After making Pride and Prejudice a pint-sized fashion statement earlier this week, I wanted to pair the same Jane Austen classic with a delicious treat. From the moment the idea popped into my head, I knew where this was going.
It had to be scones.
You could pair any of Austen’s books with tea and scones, but there’s something about prim and proper Mr. Darcy and Lizzie with all those sisters that screams “Let them eat scones!”
In America we tend to be more liberal in our use of the word scone and their composition. I’d never turn down an orange or blueberry scone at a coffee shop, but for Elizabeth, Darcy, and the rest of the crew at Longbourn and Pemberley, I had to go more classic.
Growing up, my mom made us heart-shaped cream scones almost every year for Valentine’s Day. More like a sweet, American-style biscuit, she topped them with strawberry preserves and whipped cream. As the years went on, and she started working with a British woman transplanted to Nebraska, she introduced clotted cream in place of the whipped topping. This was also the way our hostesses served us tea and scones when I was in England a decade ago.
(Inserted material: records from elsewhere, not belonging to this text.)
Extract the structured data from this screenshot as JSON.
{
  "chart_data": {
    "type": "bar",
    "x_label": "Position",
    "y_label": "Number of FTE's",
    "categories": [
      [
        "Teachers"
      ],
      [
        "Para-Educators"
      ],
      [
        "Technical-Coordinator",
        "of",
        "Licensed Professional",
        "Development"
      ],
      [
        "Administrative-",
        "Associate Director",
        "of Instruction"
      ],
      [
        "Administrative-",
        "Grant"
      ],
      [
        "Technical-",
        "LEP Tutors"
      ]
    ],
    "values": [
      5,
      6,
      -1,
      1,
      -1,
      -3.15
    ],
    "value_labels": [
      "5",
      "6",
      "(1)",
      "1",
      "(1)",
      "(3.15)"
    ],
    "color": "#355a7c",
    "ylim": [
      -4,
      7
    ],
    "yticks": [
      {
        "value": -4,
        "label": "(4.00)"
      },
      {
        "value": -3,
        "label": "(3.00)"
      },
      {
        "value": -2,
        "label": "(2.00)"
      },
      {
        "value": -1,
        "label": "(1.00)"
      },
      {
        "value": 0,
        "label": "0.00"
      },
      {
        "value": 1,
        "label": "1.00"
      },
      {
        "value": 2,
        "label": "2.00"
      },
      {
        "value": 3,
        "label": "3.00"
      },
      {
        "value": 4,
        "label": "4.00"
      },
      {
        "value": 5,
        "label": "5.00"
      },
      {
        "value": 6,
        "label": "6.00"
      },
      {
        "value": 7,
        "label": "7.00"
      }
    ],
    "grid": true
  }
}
My friends, if you’ve never tried clotted cream, you must. I’m not sure this is a scientifically accurate description, but it’s basically a cross between butter and whipped cream. And it’s heaven. Finding clotted cream in the stores can be a little tricky, but I picked up the Devonshire Cream for this dish at World Market.
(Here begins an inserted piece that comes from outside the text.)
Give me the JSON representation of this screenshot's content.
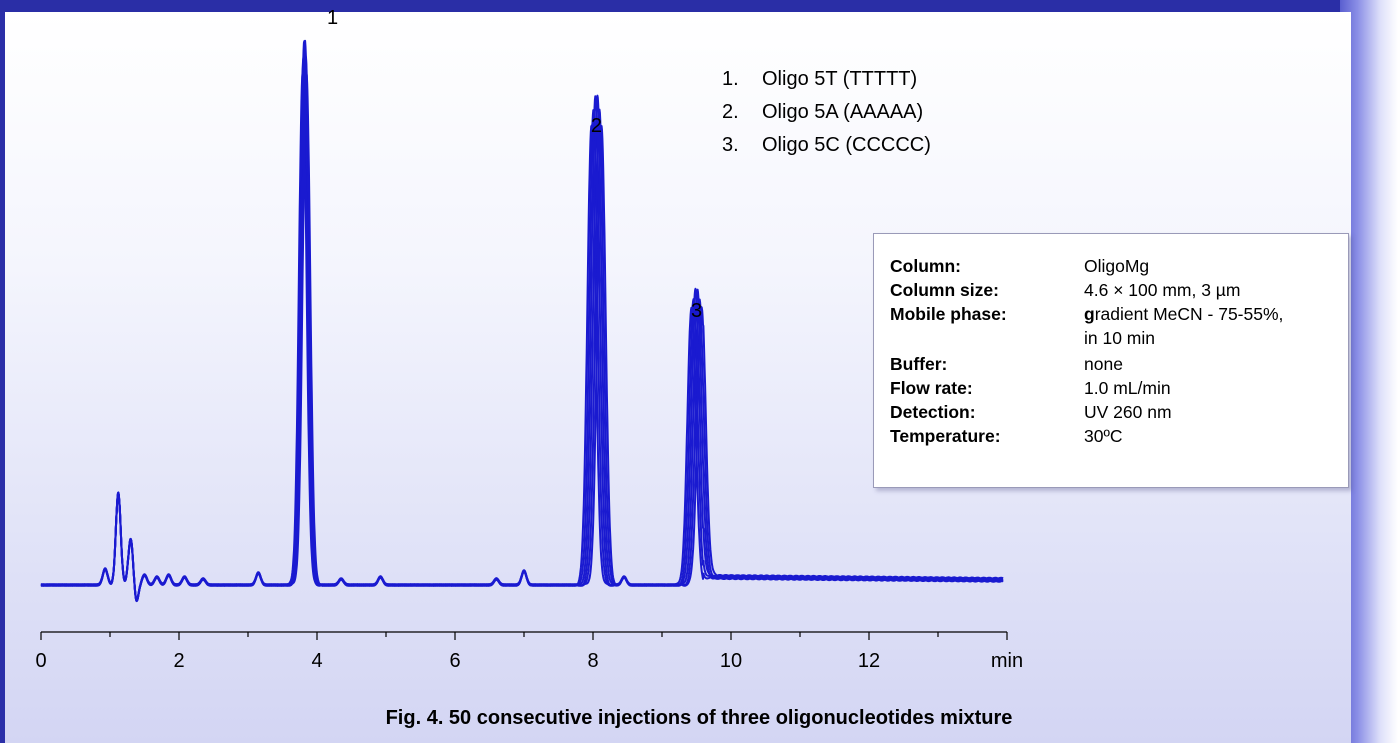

I also rocked our family’s tradition and opted for a red raspberry preserve instead of strawberry. I’m sure the Bennets, and maybe even Darcy himself, would approve of using either.
For my version of these scones, I used a sifter and pastry cutter. You can skip the sifting step if you like (I appreciate the way it lightens up the dough) and use a fork and knife in lieu of the pastry cutter.
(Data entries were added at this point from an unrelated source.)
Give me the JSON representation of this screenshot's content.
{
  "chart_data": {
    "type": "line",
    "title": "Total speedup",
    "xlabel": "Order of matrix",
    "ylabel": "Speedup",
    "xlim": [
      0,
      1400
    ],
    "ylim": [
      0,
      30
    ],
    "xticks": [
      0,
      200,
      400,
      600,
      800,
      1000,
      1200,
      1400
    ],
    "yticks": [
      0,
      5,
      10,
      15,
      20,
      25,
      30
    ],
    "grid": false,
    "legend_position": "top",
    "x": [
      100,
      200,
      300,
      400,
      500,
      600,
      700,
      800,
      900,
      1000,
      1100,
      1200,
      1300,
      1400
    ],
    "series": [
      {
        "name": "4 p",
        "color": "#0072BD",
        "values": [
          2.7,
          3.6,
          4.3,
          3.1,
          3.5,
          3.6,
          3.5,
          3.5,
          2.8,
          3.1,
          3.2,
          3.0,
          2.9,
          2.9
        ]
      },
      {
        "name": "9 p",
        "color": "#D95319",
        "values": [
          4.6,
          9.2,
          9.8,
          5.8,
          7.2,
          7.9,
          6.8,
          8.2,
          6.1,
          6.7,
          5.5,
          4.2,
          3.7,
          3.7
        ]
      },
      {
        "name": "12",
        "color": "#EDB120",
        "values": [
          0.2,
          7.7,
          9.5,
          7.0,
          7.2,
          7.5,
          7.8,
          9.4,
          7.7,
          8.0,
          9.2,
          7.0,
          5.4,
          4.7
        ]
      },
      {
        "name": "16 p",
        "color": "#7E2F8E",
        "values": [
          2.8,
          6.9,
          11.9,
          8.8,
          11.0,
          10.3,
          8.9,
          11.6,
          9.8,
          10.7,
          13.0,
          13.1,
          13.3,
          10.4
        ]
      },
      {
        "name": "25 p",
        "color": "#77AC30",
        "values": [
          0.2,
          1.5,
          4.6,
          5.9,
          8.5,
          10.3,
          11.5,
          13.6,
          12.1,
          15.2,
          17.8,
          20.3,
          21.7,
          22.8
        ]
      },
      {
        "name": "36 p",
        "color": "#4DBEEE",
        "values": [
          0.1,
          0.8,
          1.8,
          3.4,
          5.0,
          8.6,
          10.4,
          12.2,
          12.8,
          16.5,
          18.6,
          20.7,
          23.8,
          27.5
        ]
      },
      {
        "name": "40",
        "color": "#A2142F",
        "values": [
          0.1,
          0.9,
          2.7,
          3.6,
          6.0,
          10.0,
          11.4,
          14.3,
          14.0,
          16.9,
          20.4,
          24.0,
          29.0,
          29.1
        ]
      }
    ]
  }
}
2 cups all-purpose flour (plus extra for
4 teaspoons baking powder
1/2 teaspoon salt
1/4 cup granulated sugar
2/3 cup milk
Clotted cream and preserves to top
Pre-heat the oven to 425 degrees and line a baking pan with parchment paper or non-stick spray.
Sift two cups of all-purpose flour into a mixing bowl. Add 4 teaspoons of baking powder, 1/2 teaspoon of salt, and 1/4 cup granulated sugar. Cut in 6 tablespoons of room temperature butter using a pastry cutter or fork and knife until though dough is crumbly. Stir in 2/3 cup of milk without over-mixing.
Sprinkle flour over a flat surface and roll dough until it is about 1/2 an inch thick. Using a 2-1/2 inch biscuit cutter, form 12 scones and place on the pan. Make an egg wash by combining 1 egg with 2 tablespoons of water. Brush wash over the tops of the scones. This will give them a gold color while baking.
Place the pan in the oven and bake for 13-15 minutes. Allow to cool for about 15 minutes, and then slice and top with clotted cream and preserves. Serve warm or cooled.